Het onderwijs in het land is verscheurd door crisis en heeft steeds te kampen met een gebrek aan bekwame managers en “geld”. Wil men het onderwijs op een hoger nivo tillen, dan is de eerste prioriteit, het verbeteren van de kwaliteit van het onderwijs en het creëren van gelijke kansen. Er moet meer samenwerking komen tussen het onderwijs, de betrokkenheid van ouders, regering en bedrijfsleven. Om de noodzakelijke kwaliteitsverbetering te realiseren moet fors geïnvesteerd worden in het primair en secundair onderwijs, gericht op differentiatie van klassengrootte, – meer ruimte voor individuele begeleiding, verkleining van de lestaak in het secundair onderwijs,- betere huisvesting van scholen-moderne lesmethoden-versterking van niet onderwijzend personeel, management en bestuur. Er moet worden gestreefd naar meer samenwerking tussen onderwijs, bedrijfsleven en regering-om een groter rendement uit het onderwijs te halen. Er moet in het onderwijs een grotere wisselwerking met het bedrijfsleven worden gezocht om theorie en praktijk zo nauw mogelijk op elkaar te doen aansluiten.
De structuur van het schoolsysteem

Het schoolsysteem in het land bestaat uit een samenhangend geheel van voorzieningen, waarvan de scholen en opleidingsinstituten de kern vormen. Er is dus sprake van een pedagogische en een educatieve structuur van het onderwijs. Het gaat daarbij niet alleen over scholen en opleidingsinstituten, maar ook over de vraag hoe de opvoedkundige taken van het onderwijssysteem zijn verdeeld over deze instellingen van uiteenlopend nivo en karakter, terwijl ook de samenhang tussen de scholen en de opleidingsinstituten aandacht verdient. Scholen en opleidingsinstituten zijn van elkaar te onderscheiden naar de plaats die ze binnen de educatieve structuur innemen. In het bijzonder in termen van de functies die zij vervullen als onderdelen van het Surinaams schoolsysteem. Scholen en opleidingsinstituten zijn bedoeld om leerlingen en studenten voor te bereiden op ingroei in en deelname aan de samenleving van volwassenen, hen te kwalificeren voor een beroep en een bijdrage te leveren aan hun persoonlijke vorming. Doordat er geen goede afstemming bestaat met het veld belanden veel van de gekwalificeerde studenten in beroepen waarvoor ze niet zijn opgeleid.
ONDERWIJS VANUIT VERSCHILLENDE PERSPECTIEVEN

Het Surinaamse stelsel van scholen kan vanuit een aantal invalshoeken worden benaderd. Een eerste benadering is die vanuit de schoolcarrière van leerlingen en studenten.
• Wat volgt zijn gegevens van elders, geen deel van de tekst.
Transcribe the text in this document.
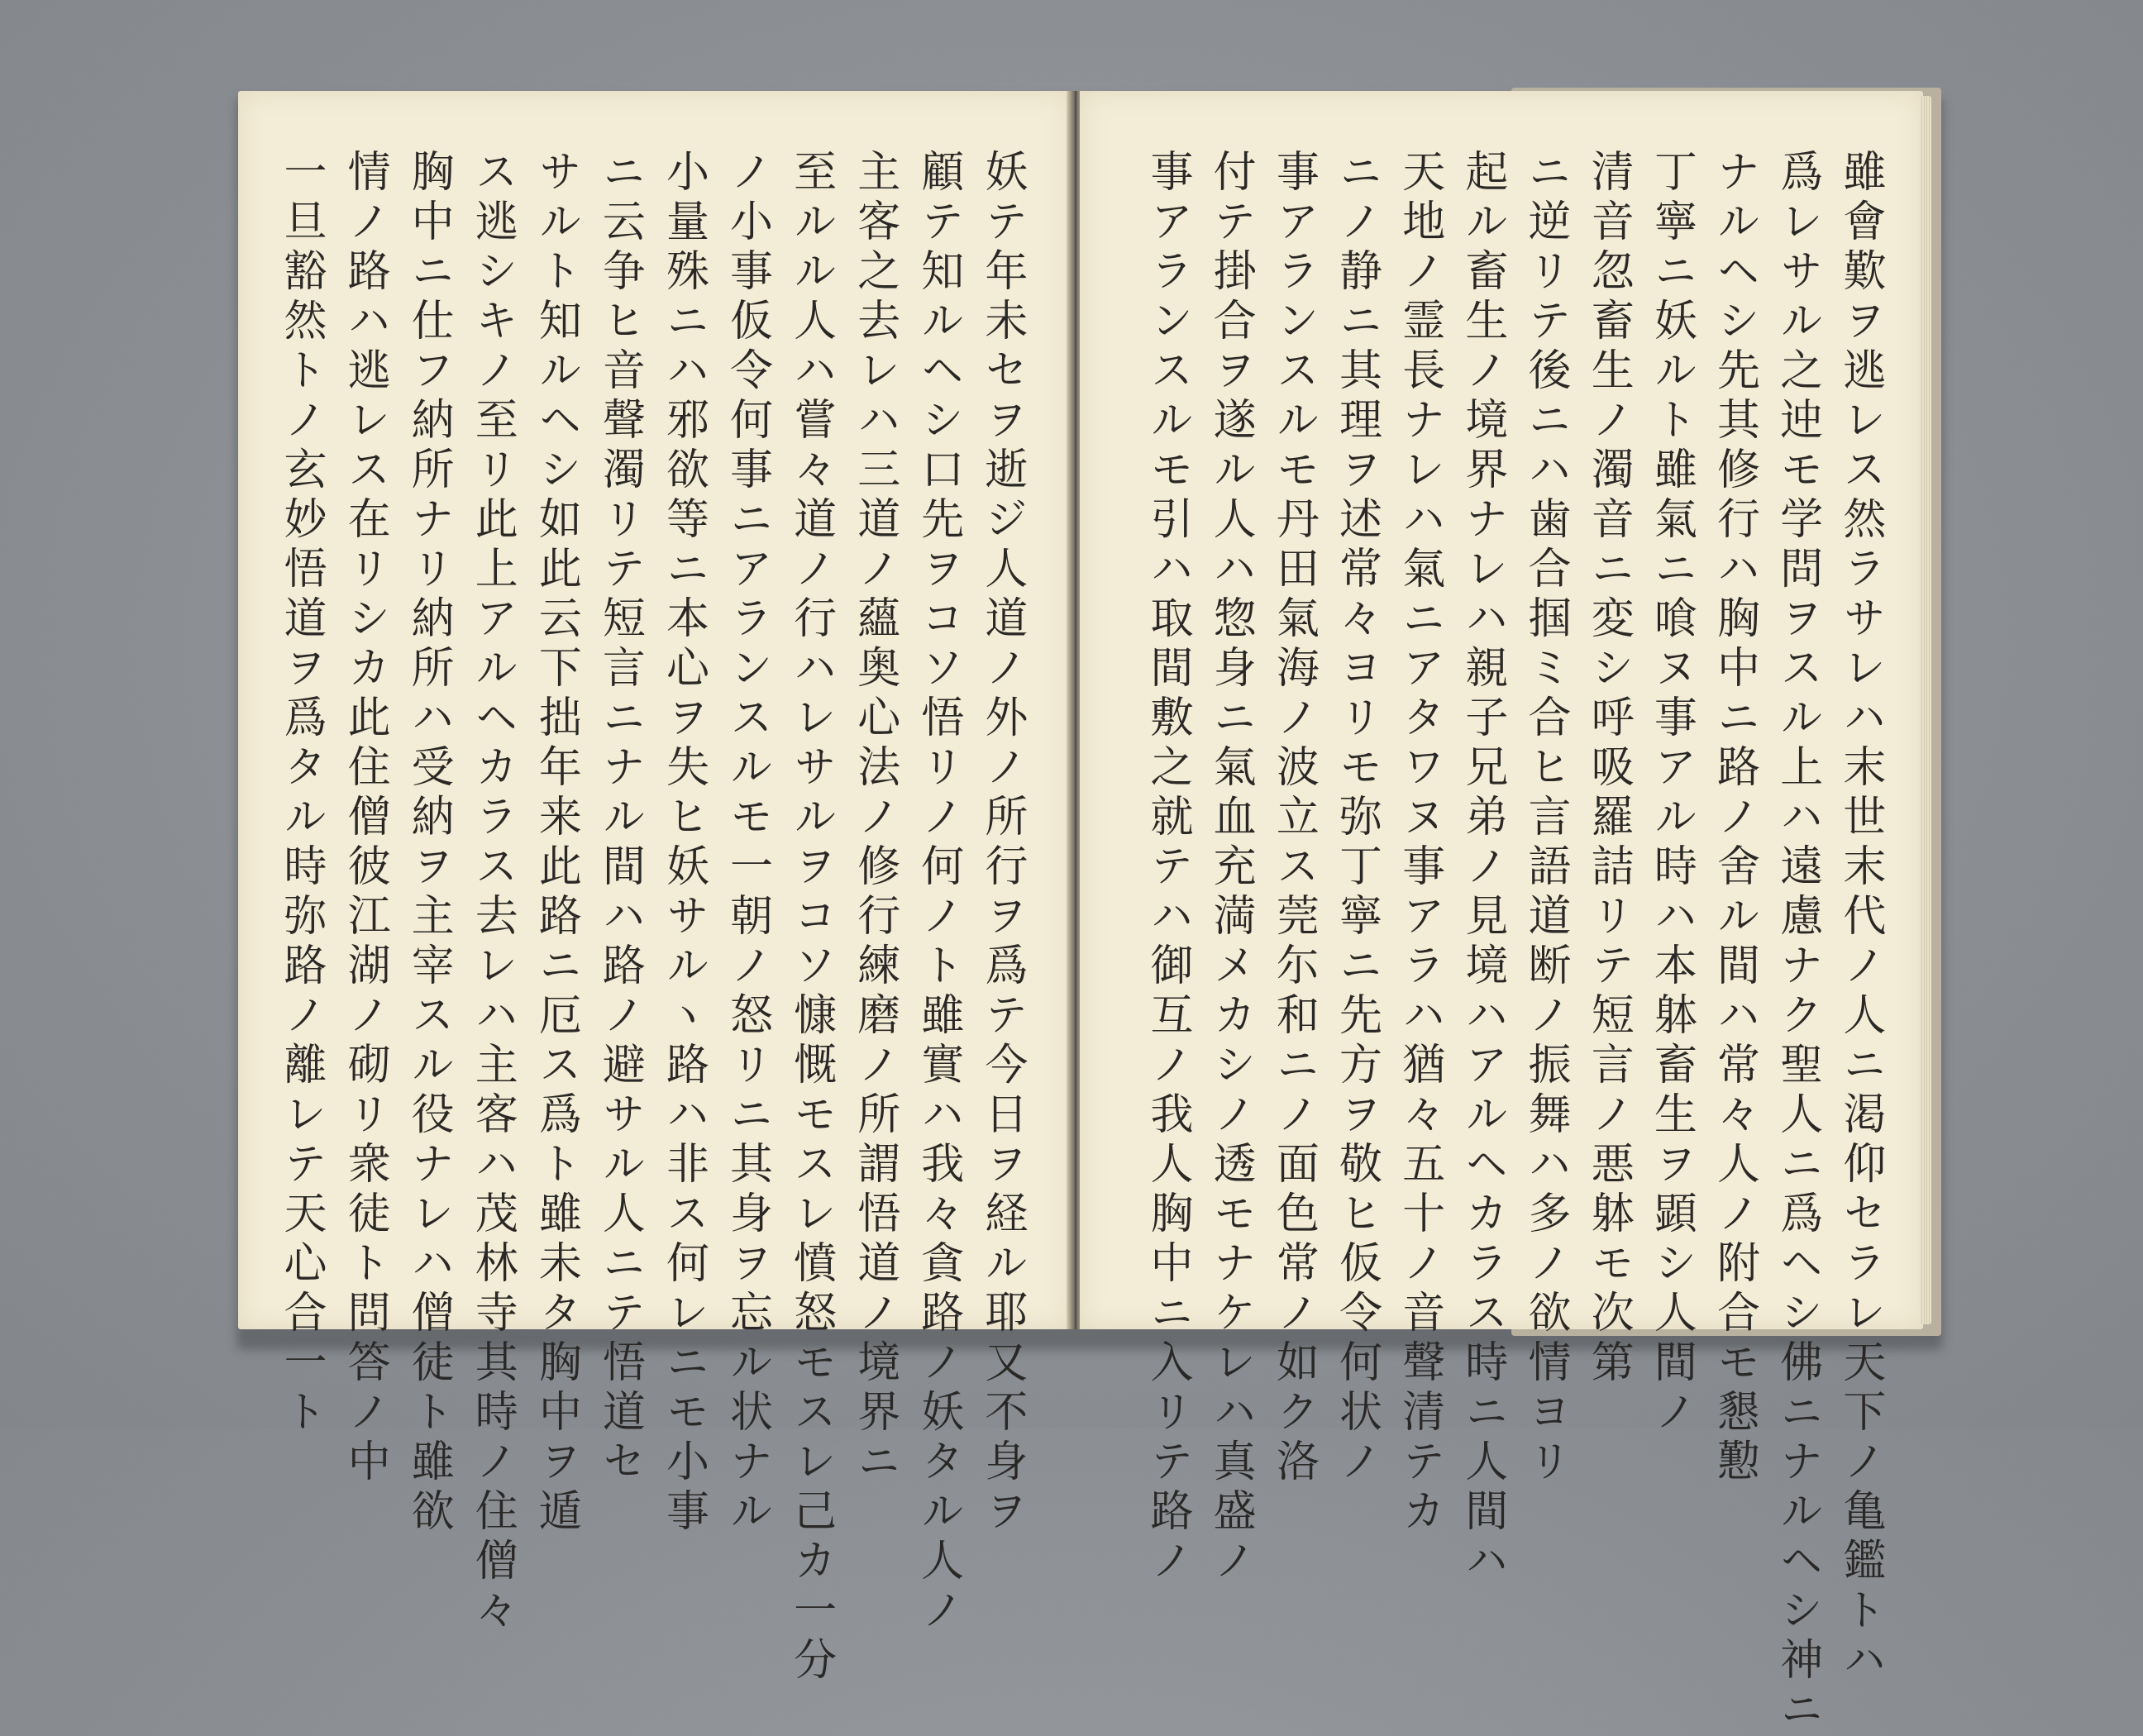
妖テ年未セヲ逝ジ人道ノ外ノ所行ヲ爲テ今日ヲ経ル耶又不身ヲ
顧テ知ルヘシ口先ヲコソ悟リノ何ノト雖實ハ我々貪路ノ妖タル人ノ
主客之去レハ三道ノ蘊奥心法ノ修行練磨ノ所謂悟道ノ境界ニ
至ルル人ハ嘗々道ノ行ハレサルヲコソ慷慨モスレ憤怒モスレ己カ一分
ノ小事仮令何事ニアランスルモ一朝ノ怒リニ其身ヲ忘ル状ナル
小量殊ニハ邪欲等ニ本心ヲ失ヒ妖サルヽ路ハ非ス何レニモ小事
ニ云争ヒ音聲濁リテ短言ニナル間ハ路ノ避サル人ニテ悟道セ
サルト知ルヘシ如此云下拙年来此路ニ厄ス爲ト雖未タ胸中ヲ遁
ス逃シキノ至リ此上アルヘカラス去レハ主客ハ茂林寺其時ノ住僧々
胸中ニ仕フ納所ナリ納所ハ受納ヲ主宰スル役ナレハ僧徒ト雖欲
情ノ路ハ逃レス在リシカ此住僧彼江湖ノ砌リ衆徒ト問答ノ中
一旦豁然トノ玄妙悟道ヲ爲タル時弥路ノ離レテ天心合一ト	雖會歎ヲ逃レス然ラサレハ末世末代ノ人ニ渇仰セラレ天下ノ亀鑑トハ
爲レサル之迚モ学問ヲスル上ハ遠慮ナク聖人ニ爲ヘシ佛ニナルヘシ神ニ
ナルヘシ先其修行ハ胸中ニ路ノ舍ル間ハ常々人ノ附合モ懇懃
丁寧ニ妖ルト雖氣ニ喰ヌ事アル時ハ本躰畜生ヲ顕シ人間ノ
清音忽畜生ノ濁音ニ変シ呼吸羅詰リテ短言ノ悪躰モ次第
ニ逆リテ後ニハ歯合掴ミ合ヒ言語道断ノ振舞ハ多ノ欲情ヨリ
起ル畜生ノ境界ナレハ親子兄弟ノ見境ハアルヘカラス時ニ人間ハ
天地ノ霊長ナレハ氣ニアタワヌ事アラハ猶々五十ノ音聲清テカ
ニノ静ニ其理ヲ述常々ヨリモ弥丁寧ニ先方ヲ敬ヒ仮令何状ノ
事アランスルモ丹田氣海ノ波立ス莞尓和ニノ面色常ノ如ク洛
付テ掛合ヲ遂ル人ハ惣身ニ氣血充満メカシノ透モナケレハ真盛ノ
事アランスルモ引ハ取間敷之就テハ御互ノ我人胸中ニ入リテ路ノ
Er wordt dan gesproken van de opeenvolgende gelaagden in het scholenstelsel; primair, secundair en tertiair onderwijs. Ook de indeling in het basis, voortgezet en hoger onderwijs is in dit verband niet ongebruikelijk. Een tweede invalshoek gaat uit van het nivo waarop de kerntaken en activiteiten van het onderwijs worden bezien. In dat geval is er sprake van het microniveau of het macroniveau. Met het onderwijs op microniveau worden de interacties bedoeld die zich tussen leraren en leerlingen voordoen, en de wijze waarop het onderwijsleerproces, dat meestal vorm krijgt in klasse-en groepsverband verloopt. Op mesoniveau gaat het om de interacties in de school als geheel, en de wijze waarop de school als onderwijsorganisatie functioneert. Het meest afstandelijke is het macroniveau. Op dit nivo wordt het gehele onderwijs als schoolsysteem bezien als een georganiseerd geheel van educatieve voorzieningen en faciliteiten. Een derde invalshoek is die met de begrippen “vorm en functie” als uitgangspunt. Bij de vorm van het onderwijs wordt aandacht besteed aan de structuur van het schoolsysteem en zijn verschillende educatieve voorzieningen. Daarbij wordt de vraag naar de organisatie van het onderwijs beantwoord. De functie van het onderwijs heeft betrekking op het geheel van doeleinden dat met het onderwijs wordt nagestreefd. Daarbij wordt de vraag beantwoord naar wat de school bij de leerlingen en studenten beoogt te bereiken.
(wordt vervolgd)
S. Zaalman

error: Kopiëren mag niet!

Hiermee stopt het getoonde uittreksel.